The Sentinel is at it again! More 19th Century solutions to our 21st Century traffic problems.
Town centers with shops, offices and homes could sprout near stations
How would you like to walk a few minutes to a train station and zip to work in an air-conditioned rail car -- and then return the same way? Once back in the neighborhood, you could walk to grocery stores, restaurants and businesses to run errands. Sound too good to be true? It could happen in Central Florida, where plans for a 61-mile commuter-rail system are moving toward reality. If transportation officials can cement a deal to have cities along the route help pay for the system and CSX Railroad agrees to sell the tracks to the state, then the region's first attempt at speedy mass transit could affect the way we grow. The project, which could cost as much as $500 million, could come together this summer.
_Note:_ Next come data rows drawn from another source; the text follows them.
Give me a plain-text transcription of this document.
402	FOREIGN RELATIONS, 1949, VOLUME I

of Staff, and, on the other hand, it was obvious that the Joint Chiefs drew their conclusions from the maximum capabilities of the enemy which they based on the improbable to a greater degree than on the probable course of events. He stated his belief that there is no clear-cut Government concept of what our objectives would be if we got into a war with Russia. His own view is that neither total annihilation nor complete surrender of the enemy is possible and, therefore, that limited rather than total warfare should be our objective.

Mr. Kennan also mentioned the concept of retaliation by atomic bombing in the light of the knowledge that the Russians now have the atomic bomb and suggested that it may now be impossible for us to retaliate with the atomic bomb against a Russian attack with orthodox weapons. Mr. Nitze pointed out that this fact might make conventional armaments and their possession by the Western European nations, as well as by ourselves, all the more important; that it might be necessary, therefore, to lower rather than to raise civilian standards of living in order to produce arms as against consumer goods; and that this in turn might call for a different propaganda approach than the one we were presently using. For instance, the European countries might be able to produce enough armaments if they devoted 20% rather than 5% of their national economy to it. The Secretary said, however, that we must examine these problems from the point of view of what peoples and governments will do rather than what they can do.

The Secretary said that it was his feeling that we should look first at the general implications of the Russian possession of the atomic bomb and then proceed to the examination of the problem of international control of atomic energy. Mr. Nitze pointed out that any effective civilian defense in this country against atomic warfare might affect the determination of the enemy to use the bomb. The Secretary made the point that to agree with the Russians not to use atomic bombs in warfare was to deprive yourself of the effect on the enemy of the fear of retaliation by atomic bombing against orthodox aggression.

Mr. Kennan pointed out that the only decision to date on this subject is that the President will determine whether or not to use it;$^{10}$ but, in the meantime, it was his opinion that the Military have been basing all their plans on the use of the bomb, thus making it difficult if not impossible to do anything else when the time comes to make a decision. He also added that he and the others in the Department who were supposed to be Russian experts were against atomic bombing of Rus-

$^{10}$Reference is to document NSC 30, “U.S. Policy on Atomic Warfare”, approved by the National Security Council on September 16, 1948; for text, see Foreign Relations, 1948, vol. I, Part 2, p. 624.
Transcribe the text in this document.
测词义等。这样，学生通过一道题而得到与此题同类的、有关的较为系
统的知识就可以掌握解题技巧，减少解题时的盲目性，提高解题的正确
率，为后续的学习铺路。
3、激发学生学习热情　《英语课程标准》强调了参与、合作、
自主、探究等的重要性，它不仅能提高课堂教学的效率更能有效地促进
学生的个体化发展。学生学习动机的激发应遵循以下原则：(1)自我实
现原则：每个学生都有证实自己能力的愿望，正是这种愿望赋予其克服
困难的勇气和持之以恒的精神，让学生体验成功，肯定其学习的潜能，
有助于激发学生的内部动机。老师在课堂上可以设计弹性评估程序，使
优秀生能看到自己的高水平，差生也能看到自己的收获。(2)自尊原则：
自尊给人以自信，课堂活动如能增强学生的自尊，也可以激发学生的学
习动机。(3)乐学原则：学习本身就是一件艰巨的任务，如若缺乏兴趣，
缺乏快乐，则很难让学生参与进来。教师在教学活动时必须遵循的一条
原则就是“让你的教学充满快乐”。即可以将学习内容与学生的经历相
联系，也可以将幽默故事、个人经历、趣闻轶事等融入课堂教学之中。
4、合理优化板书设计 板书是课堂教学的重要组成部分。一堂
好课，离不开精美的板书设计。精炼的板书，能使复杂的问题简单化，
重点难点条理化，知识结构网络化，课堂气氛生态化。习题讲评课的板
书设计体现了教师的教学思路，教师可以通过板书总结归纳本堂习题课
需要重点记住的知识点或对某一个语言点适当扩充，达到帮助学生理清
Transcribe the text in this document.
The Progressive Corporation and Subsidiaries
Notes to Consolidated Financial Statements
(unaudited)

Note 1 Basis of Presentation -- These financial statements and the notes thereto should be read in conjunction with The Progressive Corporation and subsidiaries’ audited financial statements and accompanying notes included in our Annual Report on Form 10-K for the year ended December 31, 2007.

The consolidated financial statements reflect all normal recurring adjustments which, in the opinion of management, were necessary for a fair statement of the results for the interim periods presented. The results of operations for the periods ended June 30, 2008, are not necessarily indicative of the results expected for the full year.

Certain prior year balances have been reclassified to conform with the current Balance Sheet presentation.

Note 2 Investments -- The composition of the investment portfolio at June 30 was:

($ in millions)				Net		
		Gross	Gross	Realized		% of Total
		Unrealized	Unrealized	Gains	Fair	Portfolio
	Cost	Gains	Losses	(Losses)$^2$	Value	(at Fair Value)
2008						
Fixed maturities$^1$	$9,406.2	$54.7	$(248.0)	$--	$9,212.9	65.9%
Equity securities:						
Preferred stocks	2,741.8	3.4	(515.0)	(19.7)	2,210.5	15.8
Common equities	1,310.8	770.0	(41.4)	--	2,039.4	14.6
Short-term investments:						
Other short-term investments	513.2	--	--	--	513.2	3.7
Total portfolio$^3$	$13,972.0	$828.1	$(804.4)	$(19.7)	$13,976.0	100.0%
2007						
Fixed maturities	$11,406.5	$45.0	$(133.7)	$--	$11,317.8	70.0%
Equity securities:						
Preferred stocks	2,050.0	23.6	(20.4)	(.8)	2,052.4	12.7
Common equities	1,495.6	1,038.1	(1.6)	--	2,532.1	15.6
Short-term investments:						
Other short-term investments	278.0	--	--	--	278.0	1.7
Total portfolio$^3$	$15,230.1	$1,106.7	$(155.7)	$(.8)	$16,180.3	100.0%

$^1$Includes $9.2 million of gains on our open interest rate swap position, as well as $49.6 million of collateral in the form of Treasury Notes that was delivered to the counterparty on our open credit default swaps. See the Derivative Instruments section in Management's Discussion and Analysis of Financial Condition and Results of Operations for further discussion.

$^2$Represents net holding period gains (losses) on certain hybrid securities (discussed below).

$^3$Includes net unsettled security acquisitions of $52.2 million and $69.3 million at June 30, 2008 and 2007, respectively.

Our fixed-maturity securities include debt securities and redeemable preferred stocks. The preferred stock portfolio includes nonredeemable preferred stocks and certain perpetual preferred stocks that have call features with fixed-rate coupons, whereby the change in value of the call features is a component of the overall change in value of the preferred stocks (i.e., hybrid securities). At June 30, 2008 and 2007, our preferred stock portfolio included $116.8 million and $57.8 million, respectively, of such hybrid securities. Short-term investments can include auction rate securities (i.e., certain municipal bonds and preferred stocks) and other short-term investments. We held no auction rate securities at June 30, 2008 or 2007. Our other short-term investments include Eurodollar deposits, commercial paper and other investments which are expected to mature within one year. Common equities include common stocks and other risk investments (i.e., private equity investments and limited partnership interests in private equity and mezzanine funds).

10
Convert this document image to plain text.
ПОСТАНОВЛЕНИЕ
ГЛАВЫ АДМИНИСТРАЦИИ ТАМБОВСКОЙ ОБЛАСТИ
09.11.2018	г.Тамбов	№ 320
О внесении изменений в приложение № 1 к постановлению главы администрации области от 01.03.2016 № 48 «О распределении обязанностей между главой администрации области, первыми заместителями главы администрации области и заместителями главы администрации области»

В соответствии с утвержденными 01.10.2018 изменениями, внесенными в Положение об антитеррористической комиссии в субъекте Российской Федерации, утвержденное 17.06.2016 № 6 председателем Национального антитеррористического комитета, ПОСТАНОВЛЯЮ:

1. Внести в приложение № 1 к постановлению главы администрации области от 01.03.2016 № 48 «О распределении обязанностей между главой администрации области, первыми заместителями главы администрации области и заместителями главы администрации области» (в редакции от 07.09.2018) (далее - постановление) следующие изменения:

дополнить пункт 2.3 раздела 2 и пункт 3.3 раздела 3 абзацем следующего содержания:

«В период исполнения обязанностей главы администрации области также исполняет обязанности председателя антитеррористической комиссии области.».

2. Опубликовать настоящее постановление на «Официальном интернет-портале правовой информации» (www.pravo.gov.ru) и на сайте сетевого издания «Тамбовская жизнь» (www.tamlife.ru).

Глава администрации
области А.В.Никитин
If planners take the right steps -- and so far they are off to a slow start -- the rail system could help spur self-contained, walkable neighborhoods around stations from DeBary to Orlando to Poinciana. Replete with grocery stores, drugstores, parks and restaurants, they'd be the kind of small communities that grew up around town squares in the era before interstate highways. In turn, the new approach to development could help reduce sprawl by anchoring more growth in a central transportation corridor running through the region. So-called smart growth that is focused around mass transit -- transit-oriented development, in planner lingo -- has happened in other communities around the nation. Many such ideas will pop up now that the price of gas is this high and the land is so scarce. Developers have to start planning smartly while they can. It sounds good to me. Wish Texas would try this instead of more super highways.